Go to Tom Barr's site and read this article if you haven't already:

http://www.barrreport.com/forums/showthread.php?t=1

It explains fertilizing pretty good and also talks about testing, mostly the lack of it 

He doesn't give recommendations on fert dosing but we can work on that! Consistency will go a long way in a planted tank...


----------



## Simpte 27 (Jul 16, 2004)

You may also want to consider upgrading or adding more light to your tank. 150 gallon with 196 watts is barely over 1wpg. Watersprite, while easy needs more than that.


----------



## MatPat (Mar 22, 2004)

Hey Joe,

Does your Water Sprite look like the pic below? The leaf drop on mine is due to shading from the upper stems/leaves shading the lower ones. Not much you can do except trim it back. I don't think your light level is too low, I grew it in a 75g with 136w of normal output flourescent lights. It grew very well, but very slowly. That can be a blessing at times though


----------



## Simpte 27 (Jul 16, 2004)

Without penetrating lighting, you will have to keep it trimmed, otherwise that will happen. When I was growing the stuff, I had to cut it at least once a week. Keep it thinned out on the top and it should fill in nicely.


----------



## MatPat (Mar 22, 2004)

Joe,

In reading through your first post again, I realized no one answered your plea for help with dosing  Finding a simple schedule that you can stick with and making it part of your daily routine is what is important. 
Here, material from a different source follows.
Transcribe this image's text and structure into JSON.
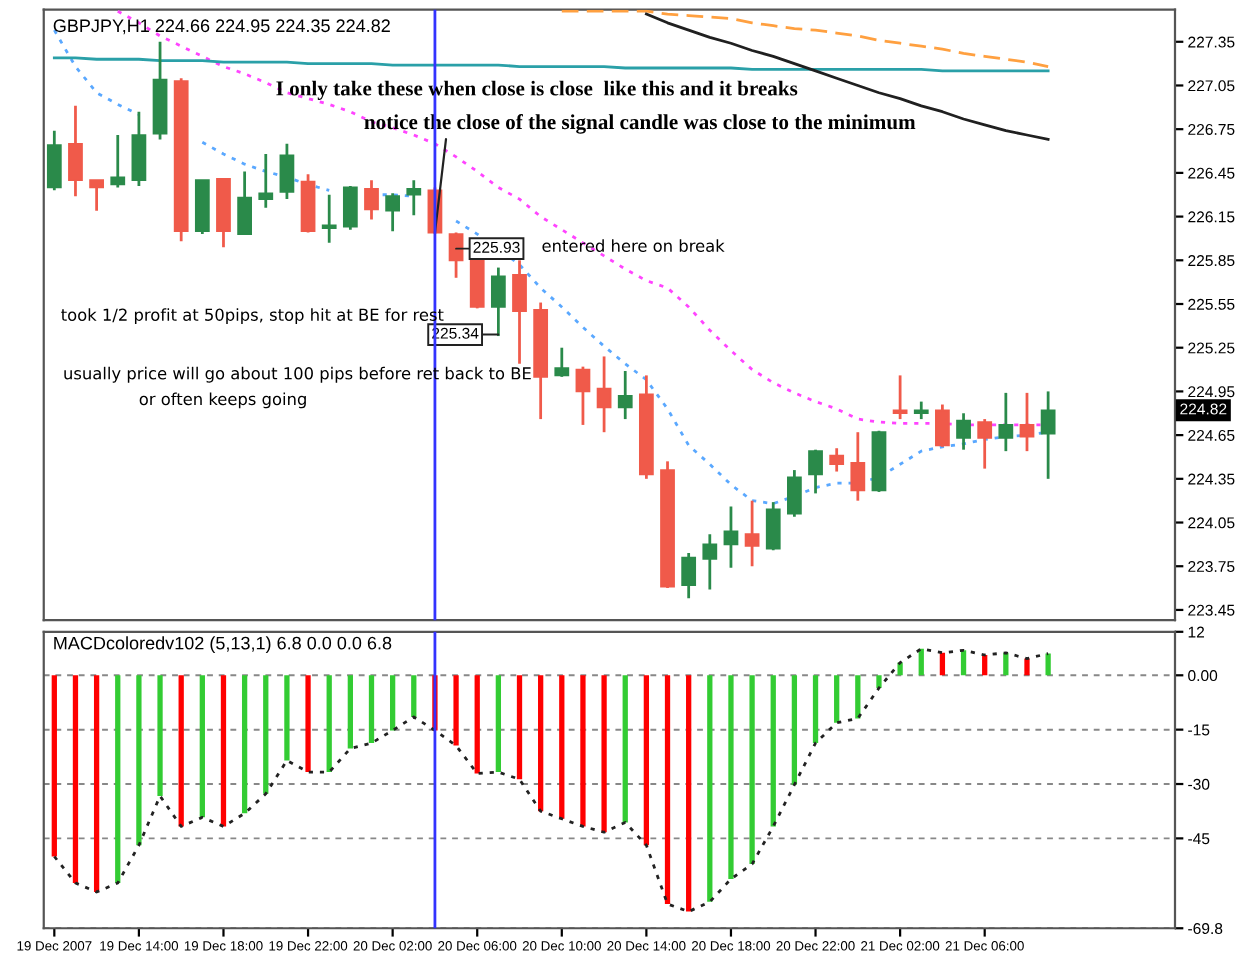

For your lighting level, I would start with a dosing schedule of:

Day 1 - 3/4 tsp KNO3 and 1/8 tsp of KH2PO4
Day 2 - 15ml of CSM+B or other traces
Day 3 - 3/4 tsp KNO3 and 1/8 tsp of KH2PO4
Day 4 - 15ml of CSM+B or other traces
Day 5 - 3/4 tsp KNO3 and 1/8 tsp of KH2PO4
Day 6 - 15ml of CSM+B or other traces
Day 7 - 50% water change and start dosing according to Day 1 schedule

Based on a total of 150g of water (your tank is probably closer to 130 actual gallons but don't forget to add in the volume in your sump) and not the actual volume:

3/4 tsp KNO3 ~ 5ppm of NO3
1 tsp KNO3 ~ 6ppm of NO3

1/8 tsp KH2PO4 ~ 0.8ppm PO4
1/4 tsp KH2PO4 ~ 1.6ppm PO4

You can adjust these numbers up or down as needed for plant growth. Try not to dose via test results though. Do a water change, follow the schedule for a week, and if you want to test, do it before the next water change. That will tell you how much NO3 and PO4 the tank used for the week (assuming you know the water values before you start dosing). 

If you don't want to test the water, simply do another water change and follow the schedule again. The 50% water change will remove 50% of the excess fertilizer in the tank and give you a fresh start again. It should provide plenty of fertilizers to get you started and get you comfortable with the routing. As the plants grow and you acquire mor you may want to up the above amounts.

Again, the formation of a routine will help you out more than anything else. Most things in life are based on a routine so why should fertilizing your tank be any different?


----------